The Appellate Division further held that, "[t]o the extent that defendant's contention implicates the voluntariness of the plea, we conclude that defendant abandoned his requests when he decided to plead guilty while still being represented by the same attorneys" (id.). Because defendant did not abandon his voluntariness claim, on remittal, the Appellate Division should resolve it on the merits. Defendant's dissatisfaction with counsel and Supreme Court's handling of his requests for new counsel are relevant on remittal only, as the Appellate Division held, to the extent they affect the voluntariness of defendant's plea.
The Fourth Department's holding, the most recent in a line of cases to the same effect, is wrong for several reasons. First, as the Appellate Division acknowledged, a claim challenging the voluntariness of a plea survives [*2]even a valid appeal waiver (People v Thomas, 34 NY3d 545, 558 [2019]).
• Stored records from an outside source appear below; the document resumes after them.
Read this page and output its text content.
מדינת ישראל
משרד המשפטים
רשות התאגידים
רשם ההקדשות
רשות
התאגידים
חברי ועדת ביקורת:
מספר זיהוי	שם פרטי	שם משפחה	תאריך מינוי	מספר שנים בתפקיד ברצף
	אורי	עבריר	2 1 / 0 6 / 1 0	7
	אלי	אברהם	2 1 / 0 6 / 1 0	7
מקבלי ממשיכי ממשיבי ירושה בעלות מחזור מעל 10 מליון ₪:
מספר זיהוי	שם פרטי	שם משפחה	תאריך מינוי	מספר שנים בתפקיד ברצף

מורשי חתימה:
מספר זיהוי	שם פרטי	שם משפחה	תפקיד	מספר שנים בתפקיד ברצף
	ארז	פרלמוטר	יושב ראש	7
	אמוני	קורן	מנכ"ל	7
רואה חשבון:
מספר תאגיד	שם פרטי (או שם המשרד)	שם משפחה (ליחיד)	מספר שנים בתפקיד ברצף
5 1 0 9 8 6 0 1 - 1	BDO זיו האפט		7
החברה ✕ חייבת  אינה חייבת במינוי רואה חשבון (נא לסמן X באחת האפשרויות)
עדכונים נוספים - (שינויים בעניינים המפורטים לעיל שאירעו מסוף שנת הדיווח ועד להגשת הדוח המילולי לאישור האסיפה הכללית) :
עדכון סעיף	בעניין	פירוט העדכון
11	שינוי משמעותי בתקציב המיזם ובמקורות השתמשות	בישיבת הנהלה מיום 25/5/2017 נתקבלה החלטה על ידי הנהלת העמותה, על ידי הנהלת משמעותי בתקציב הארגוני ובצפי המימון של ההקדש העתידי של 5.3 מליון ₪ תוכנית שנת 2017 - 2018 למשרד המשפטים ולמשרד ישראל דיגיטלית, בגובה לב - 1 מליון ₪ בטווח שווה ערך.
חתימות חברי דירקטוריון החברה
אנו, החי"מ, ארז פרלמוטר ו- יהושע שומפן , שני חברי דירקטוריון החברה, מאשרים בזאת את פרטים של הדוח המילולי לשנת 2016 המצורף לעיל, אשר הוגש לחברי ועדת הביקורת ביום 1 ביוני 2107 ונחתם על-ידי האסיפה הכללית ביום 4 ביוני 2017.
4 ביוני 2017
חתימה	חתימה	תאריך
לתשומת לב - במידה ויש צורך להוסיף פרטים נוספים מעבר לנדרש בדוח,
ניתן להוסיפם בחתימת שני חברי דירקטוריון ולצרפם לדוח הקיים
A challenge to voluntariness cannot be extinguished because the same counsel about whom a defendant has complained, unsuccessfully, continued to represent the defendant at plea and sentencing. Second, in any event, these circumstances do not constitute waiver of defendant's voluntariness claim FN1. Waiver "occurs when a defendant intentionally and voluntarily relinquishes or abandons a known right that would otherwise survive a guilty plea" (People v Lopez, 6 NY3d 248, 256—57 [2006]). Here, the fact that defendant pleaded guilty while represented by the same attorneys does not evince an intentional choice to abandon review of the voluntariness of his plea. Defendant contends that his guilty plea was an effort to mitigate the harm resulting from the court's denial of his request for new counsel, not an abandonment of his request. To the extent that the Appellate Division relied on the fact that, during the plea colloquy, defendant did not renew his complaints about counsel, his silence does not indicate waiver. Finally, the Fourth Department's line of cases adopting this erroneous rule originates in People v Hobart (286 AD2d 916 [4th Dept 2001]), which cited no case law or authority for its rule, nor does it explain the rule's origins. The other Departments have not adopted that rule.
Defendant's remaining arguments are without merit.
Order reversed and case remitted to the Appellate Division, Fourth Department, for further proceedings in accordance with the memorandum herein. Chief Judge Wilson and Judges Rivera, Garcia, Singas, Cannataro, Troutman and Halligan concur.
Decided June 18, 2026
Footnotes
To the extent that the Fourth Department's analysis refers to this as an "abandonment," there is no legal basis for distinguishing between waiver and abandonment under the circumstances presented here.